テニプリを始めとするスポーツ系バトル漫画はルールを守りながら(はみ出ることも多々あるが)物理法則を捻じ曲げバトル漫画化してるが、ボードゲームは物理法則が関係ない。さらに盤が晒されると状況が全て分かってしまう。麻雀やカードゲームならまだなんとかなるが丸見えだとどうしようもなく、こうなると「俺の歩は一度に二度動けるぜ!」とか「この香車は飛車に匹敵する!」みたいな遊戯王ライクにしないと一発逆転が難しい。
そこで盤を全て晒さなかったりする。少しでも分からないとこがあればそこから「逆転」が可能だ。あるいはヒカルの碁などは物語に合うプロの棋譜を探してそれを並べていたそうだ。プロの試合なら素人には先読みが難しい。そこで棋譜を探し当てて話を逆算しようとするファンサイトもあった。
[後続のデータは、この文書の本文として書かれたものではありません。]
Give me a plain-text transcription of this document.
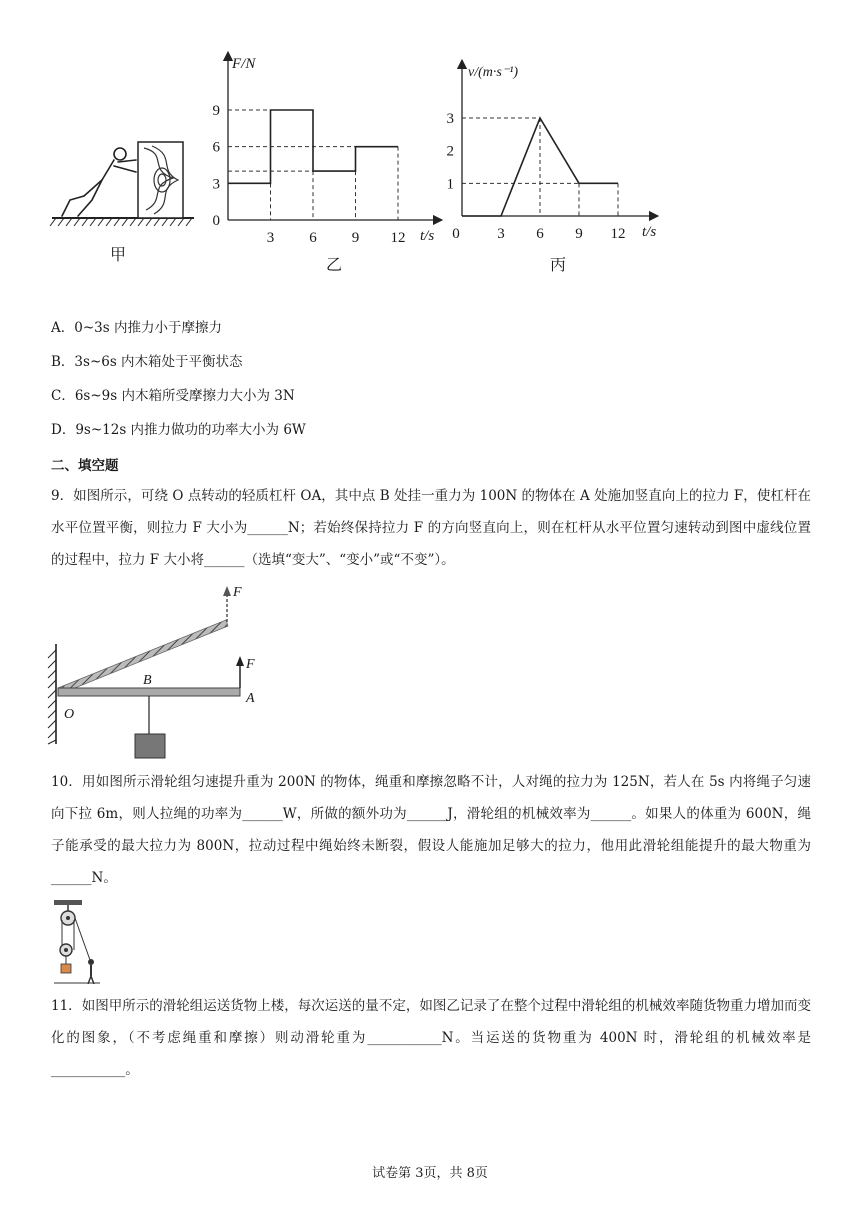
甲
3 6 9 12
0
3
6
9
F/N
t/s
乙
0	3 6 9 12
1
2
3
v/(m·s⁻¹)
t/s
丙
A．0~3s 内推力小于摩擦力
B．3s~6s 内木箱处于平衡状态
C．6s~9s 内木箱所受摩擦力大小为 3N
D．9s~12s 内推力做功的功率大小为 6W
二、填空题
9．如图所示，可绕 O 点转动的轻质杠杆 OA，其中点 B 处挂一重力为 100N 的物体在 A 处施加竖直向上的拉力 F，使杠杆在水平位置平衡，则拉力 F 大小为______N；若始终保持拉力 F 的方向竖直向上，则在杠杆从水平位置匀速转动到图中虚线位置的过程中，拉力 F 大小将______（选填“变大”、“变小”或“不变”）。
F
F
O
B
A
10．用如图所示滑轮组匀速提升重为 200N 的物体，绳重和摩擦忽略不计，人对绳的拉力为 125N，若人在 5s 内将绳子匀速向下拉 6m，则人拉绳的功率为______W，所做的额外功为______J，滑轮组的机械效率为______。如果人的体重为 600N，绳子能承受的最大拉力为 800N，拉动过程中绳始终未断裂，假设人能施加足够大的拉力，他用此滑轮组能提升的最大物重为______N。
11．如图甲所示的滑轮组运送货物上楼，每次运送的量不定，如图乙记录了在整个过程中滑轮组的机械效率随货物重力增加而变化的图象，（不考虑绳重和摩擦）则动滑轮重为___________N。当运送的货物重为 400N 时，滑轮组的机械效率是___________。
试卷第 3页，共 8页
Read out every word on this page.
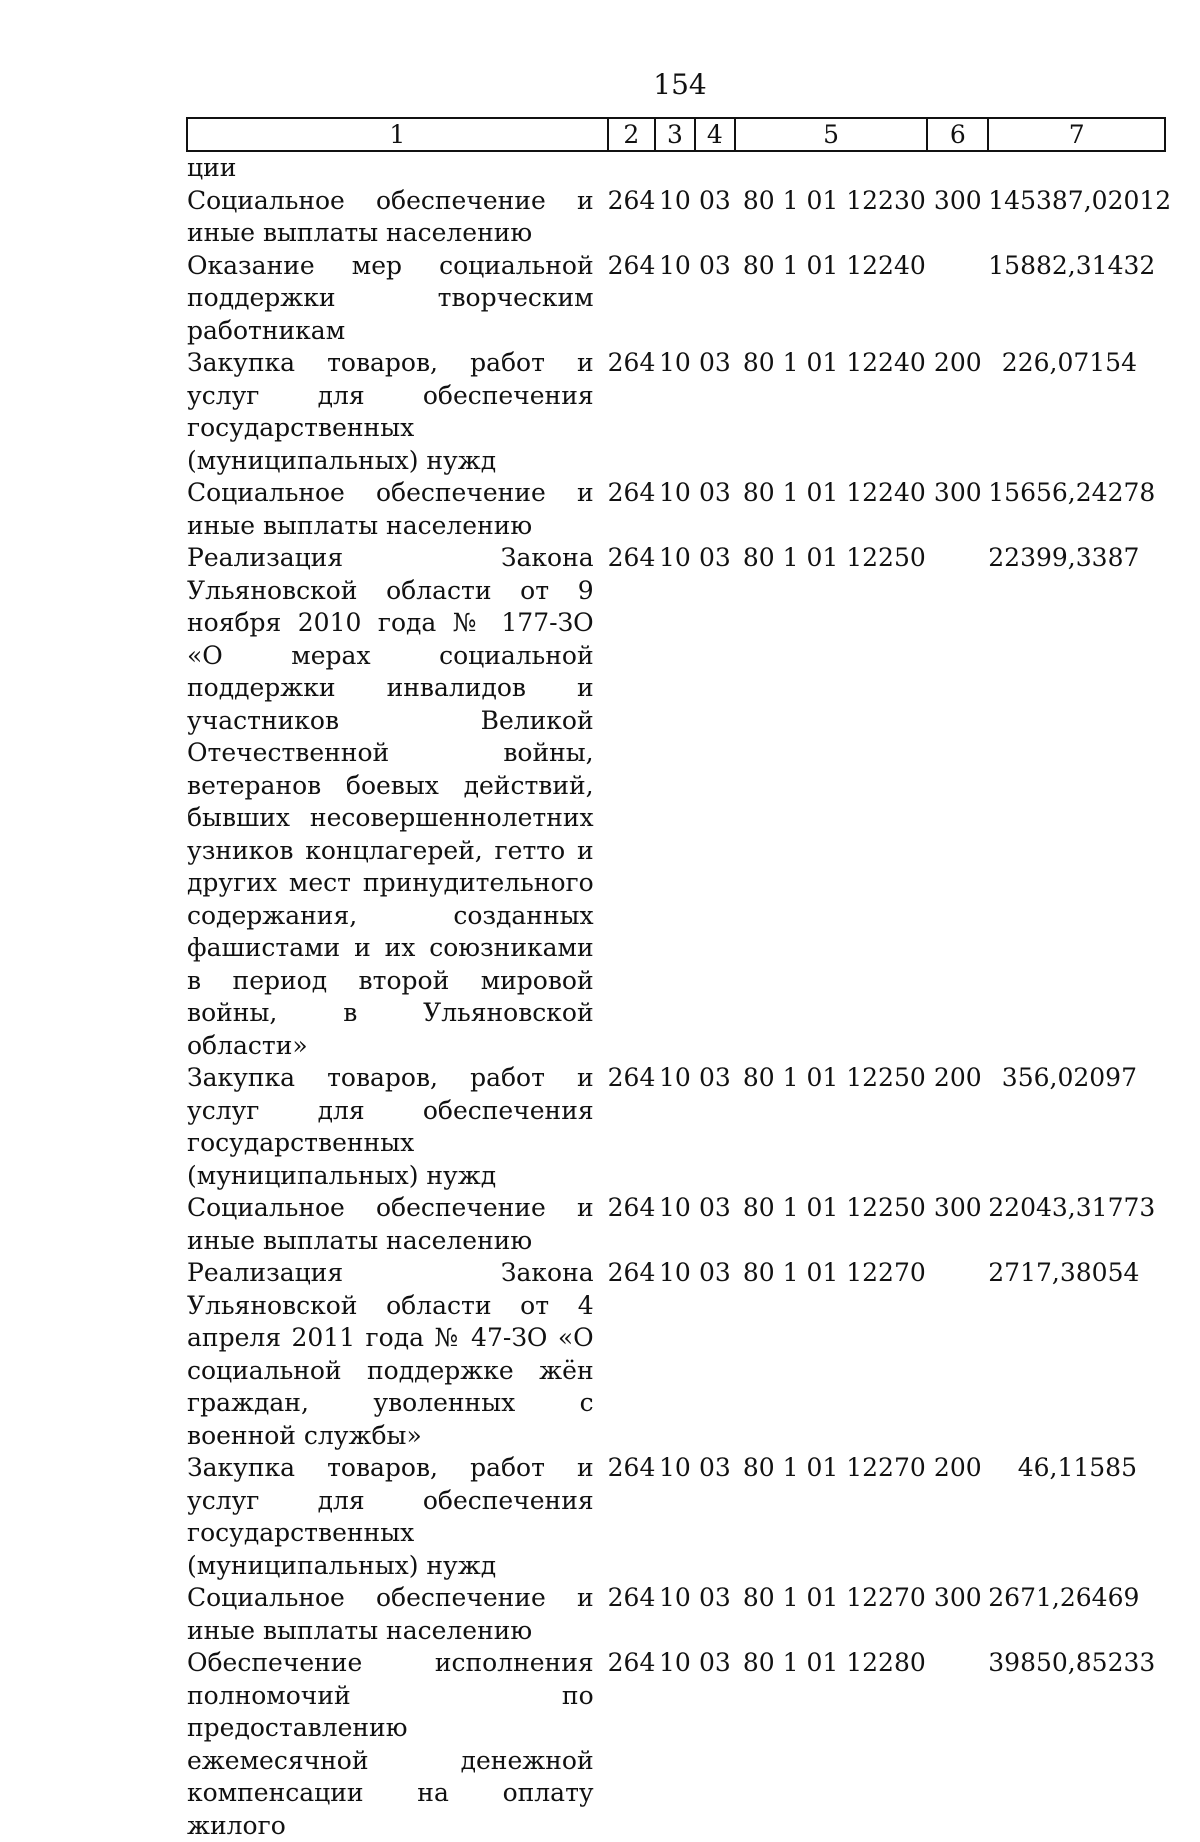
154
1	2	3	4	5	6	7
ции						
Социальное обеспечение и иные выплаты населению	264	10	03	80 1 01 12230	300	145387,02012
Оказание мер социальной поддержки творческим работникам	264	10	03	80 1 01 12240		15882,31432
Закупка товаров, работ и услуг для обеспечения государственных (муниципальных) нужд	264	10	03	80 1 01 12240	200	226,07154
Социальное обеспечение и иные выплаты населению	264	10	03	80 1 01 12240	300	15656,24278
Реализация Закона Ульяновской области от 9 ноября 2010 года № 177-ЗО «О мерах социальной поддержки инвалидов и участников Великой Отечественной войны, ветеранов боевых действий, бывших несовершеннолетних узников концлагерей, гетто и других мест принудительного содержания, созданных фашистами и их союзниками в период второй мировой войны, в Ульяновской области»	264	10	03	80 1 01 12250		22399,3387
Закупка товаров, работ и услуг для обеспечения государственных (муниципальных) нужд	264	10	03	80 1 01 12250	200	356,02097
Социальное обеспечение и иные выплаты населению	264	10	03	80 1 01 12250	300	22043,31773
Реализация Закона Ульяновской области от 4 апреля 2011 года № 47-ЗО «О социальной поддержке жён граждан, уволенных с военной службы»	264	10	03	80 1 01 12270		2717,38054
Закупка товаров, работ и услуг для обеспечения государственных (муниципальных) нужд	264	10	03	80 1 01 12270	200	46,11585
Социальное обеспечение и иные выплаты населению	264	10	03	80 1 01 12270	300	2671,26469
Обеспечение исполнения полномочий по предоставлению ежемесячной денежной компенсации на оплату жилого	264	10	03	80 1 01 12280		39850,85233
こち亀で将棋をネタにするとき盤面が無茶苦茶になってることが多いのは「ルールには従ってるけどギャグなんだから真面目に盤を見ないでね」の意思表示なんだと思う。だからただほんのりした物語を描くだけならわざわざ盤を晒す必要はないし、晒しても投了の場面とかだけでも問題ない。それを晒してきた。今後どこまで将棋漫画としてやってくのか興味深い。